If everyone accuses you of it... I guess, why not?
So it gave him a good idea. One night, when he was asleep, he somehow disconnected his pump, and consequently woke up at over 600 with ketones. Of course, he also had not eaten since dinner, so that did not help the case. I cant take him to school like that, and he had to stay home.

So, after that happened, he disconnected again, and again, and again. I dont know if he is doing it in his sleep, or if he is just doing it, but finally I started putting a tegaderm OVER the site at night before he goes to bed, which he despises, but it works.

He lies to me about what his blood sugars are, and wont show me his meter... I have to make him show me every time now, and he hates that.

I know that it stinks, and he really does understand why I need to do so much of that.... I would like to turn it over to him soon, but right now, he wont do anything.
He does not want to.

And why would you? when your parents ask what your bg is and you tell them 340, and then you get a myriad of questions as to why, and you dont really care, you just want to make the biggest lego airplane you can...
Did you eat something,
are you feeling ok?
Did you wash your hands first?
"I dont know, ma... I just want to be a kid"

And so, for now, I continue to sneak up on him and look at his pump, or I try to ask him when he is in a good mood, but often it is a fight. But, he is alive to fight with me.
And that is what is important.

Monday, February 16, 2009

SPANGST

Man alive! I love my son, but 5th grade has sone a number on his attitude. He is not only the whiniest kid on earth, he has also mastered the art of showing his exasperation with his incredibly stupid parents.

I remember that. I remember when I got so hip to the jive that my parents suddenly became the STEWPIDEST people roaming the earth.
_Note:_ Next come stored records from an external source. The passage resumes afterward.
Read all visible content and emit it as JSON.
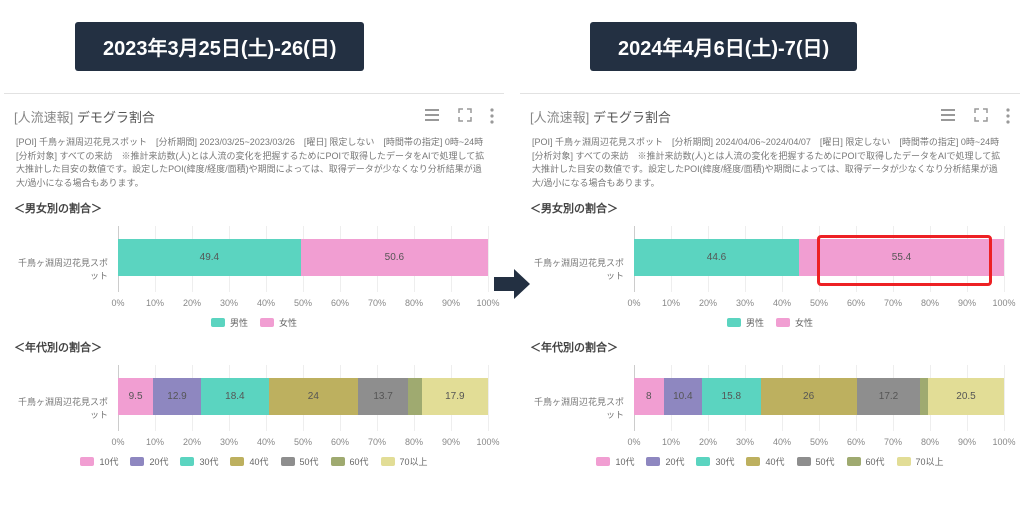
{
  "headers": {
    "left": "2023年3月25日(土)-26(日)",
    "right": "2024年4月6日(土)-7(日)"
  },
  "card": {
    "title_tag": "[人流速報]",
    "title": "デモグラ割合"
  },
  "meta": {
    "left": "[POI] 千鳥ヶ淵周辺花見スポット　[分析期間] 2023/03/25~2023/03/26　[曜日] 限定しない　[時間帯の指定] 0時~24時　[分析対象] すべての来訪　※推計来訪数(人)とは人流の変化を把握するためにPOIで取得したデータをAIで処理して拡大推計した目安の数値です。設定したPOI(緯度/経度/面積)や期間によっては、取得データが少なくなり分析結果が過大/過小になる場合もあります。",
    "right": "[POI] 千鳥ヶ淵周辺花見スポット　[分析期間] 2024/04/06~2024/04/07　[曜日] 限定しない　[時間帯の指定] 0時~24時　[分析対象] すべての来訪　※推計来訪数(人)とは人流の変化を把握するためにPOIで取得したデータをAIで処理して拡大推計した目安の数値です。設定したPOI(緯度/経度/面積)や期間によっては、取得データが少なくなり分析結果が過大/過小になる場合もあります。"
  },
  "axis_ticks": [
    "0%",
    "10%",
    "20%",
    "30%",
    "40%",
    "50%",
    "60%",
    "70%",
    "80%",
    "90%",
    "100%"
  ],
  "ylabel": "千鳥ヶ淵周辺花見スポット",
  "titles": {
    "gender": "＜男女別の割合＞",
    "age": "＜年代別の割合＞"
  },
  "legend": {
    "gender": [
      {
        "name": "男性",
        "color": "#5bd4c0"
      },
      {
        "name": "女性",
        "color": "#f19ed2"
      }
    ],
    "age": [
      {
        "name": "10代",
        "color": "#f19ed2"
      },
      {
        "name": "20代",
        "color": "#8e87c0"
      },
      {
        "name": "30代",
        "color": "#5bd4c0"
      },
      {
        "name": "40代",
        "color": "#bdb05f"
      },
      {
        "name": "50代",
        "color": "#8e8e8e"
      },
      {
        "name": "60代",
        "color": "#9faa70"
      },
      {
        "name": "70以上",
        "color": "#e2dd96"
      }
    ]
  },
  "chart_data": [
    {
      "id": "gender_left",
      "type": "bar",
      "title": "＜男女別の割合＞ 2023",
      "categories": [
        "千鳥ヶ淵周辺花見スポット"
      ],
      "xlim": [
        0,
        100
      ],
      "xlabel": "",
      "ylabel": "",
      "series": [
        {
          "name": "男性",
          "values": [
            49.4
          ],
          "color": "#5bd4c0"
        },
        {
          "name": "女性",
          "values": [
            50.6
          ],
          "color": "#f19ed2"
        }
      ]
    },
    {
      "id": "gender_right",
      "type": "bar",
      "title": "＜男女別の割合＞ 2024",
      "categories": [
        "千鳥ヶ淵周辺花見スポット"
      ],
      "xlim": [
        0,
        100
      ],
      "xlabel": "",
      "ylabel": "",
      "series": [
        {
          "name": "男性",
          "values": [
            44.6
          ],
          "color": "#5bd4c0"
        },
        {
          "name": "女性",
          "values": [
            55.4
          ],
          "color": "#f19ed2"
        }
      ]
    },
    {
      "id": "age_left",
      "type": "bar",
      "title": "＜年代別の割合＞ 2023",
      "categories": [
        "千鳥ヶ淵周辺花見スポット"
      ],
      "xlim": [
        0,
        100
      ],
      "xlabel": "",
      "ylabel": "",
      "series": [
        {
          "name": "10代",
          "values": [
            9.5
          ],
          "color": "#f19ed2"
        },
        {
          "name": "20代",
          "values": [
            12.9
          ],
          "color": "#8e87c0"
        },
        {
          "name": "30代",
          "values": [
            18.4
          ],
          "color": "#5bd4c0"
        },
        {
          "name": "40代",
          "values": [
            24.0
          ],
          "color": "#bdb05f"
        },
        {
          "name": "50代",
          "values": [
            13.7
          ],
          "color": "#8e8e8e"
        },
        {
          "name": "60代",
          "values": [
            3.6
          ],
          "color": "#9faa70"
        },
        {
          "name": "70以上",
          "values": [
            17.9
          ],
          "color": "#e2dd96"
        }
      ]
    },
    {
      "id": "age_right",
      "type": "bar",
      "title": "＜年代別の割合＞ 2024",
      "categories": [
        "千鳥ヶ淵周辺花見スポット"
      ],
      "xlim": [
        0,
        100
      ],
      "xlabel": "",
      "ylabel": "",
      "series": [
        {
          "name": "10代",
          "values": [
            8.0
          ],
          "color": "#f19ed2"
        },
        {
          "name": "20代",
          "values": [
            10.4
          ],
          "color": "#8e87c0"
        },
        {
          "name": "30代",
          "values": [
            15.8
          ],
          "color": "#5bd4c0"
        },
        {
          "name": "40代",
          "values": [
            26.0
          ],
          "color": "#bdb05f"
        },
        {
          "name": "50代",
          "values": [
            17.2
          ],
          "color": "#8e8e8e"
        },
        {
          "name": "60代",
          "values": [
            2.1
          ],
          "color": "#9faa70"
        },
        {
          "name": "70以上",
          "values": [
            20.5
          ],
          "color": "#e2dd96"
        }
      ]
    }
  ],
  "hide_labels_for": [
    "60代"
  ]
}
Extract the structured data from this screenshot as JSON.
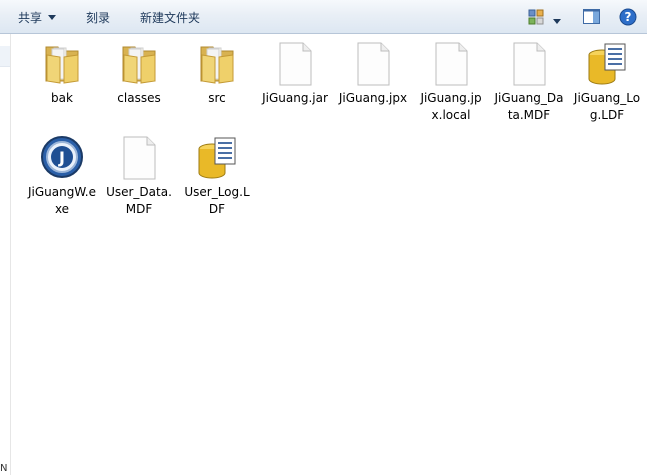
{
  "toolbar": {
    "share_label": "共享",
    "burn_label": "刻录",
    "new_folder_label": "新建文件夹"
  },
  "sidebar": {
    "fragment_text": "N"
  },
  "files": [
    {
      "name": "bak",
      "icon": "folder-icon"
    },
    {
      "name": "classes",
      "icon": "folder-icon"
    },
    {
      "name": "src",
      "icon": "folder-icon"
    },
    {
      "name": "JiGuang.jar",
      "icon": "blank-file-icon"
    },
    {
      "name": "JiGuang.jpx",
      "icon": "blank-file-icon"
    },
    {
      "name": "JiGuang.jpx.local",
      "icon": "blank-file-icon"
    },
    {
      "name": "JiGuang_Data.MDF",
      "icon": "blank-file-icon"
    },
    {
      "name": "JiGuang_Log.LDF",
      "icon": "database-log-icon"
    },
    {
      "name": "JiGuangW.exe",
      "icon": "jbuilder-app-icon"
    },
    {
      "name": "User_Data.MDF",
      "icon": "blank-file-icon"
    },
    {
      "name": "User_Log.LDF",
      "icon": "database-log-icon"
    }
  ]
}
It was a miracle they were toilet trained, seeing that they spent thier entire lives in OBLIVION... and lucky for them, they had me to teach them. How did they fumble thier parts together TWICE in order to make my brother and I? Was it some moment of drunken clarity that they accidentally created life, I mean... these guys were dumb. I couldn't figure out how they managed anything, let alone both of them getting thier Masters Degrees.
(not to mention doing it BEFORE they got married ,and getting married BEFORE they had kids... now see, I did it exactly the opposite way around, first kids, then marriage, then a degree, no masters... not yet.. pine for that. smart me.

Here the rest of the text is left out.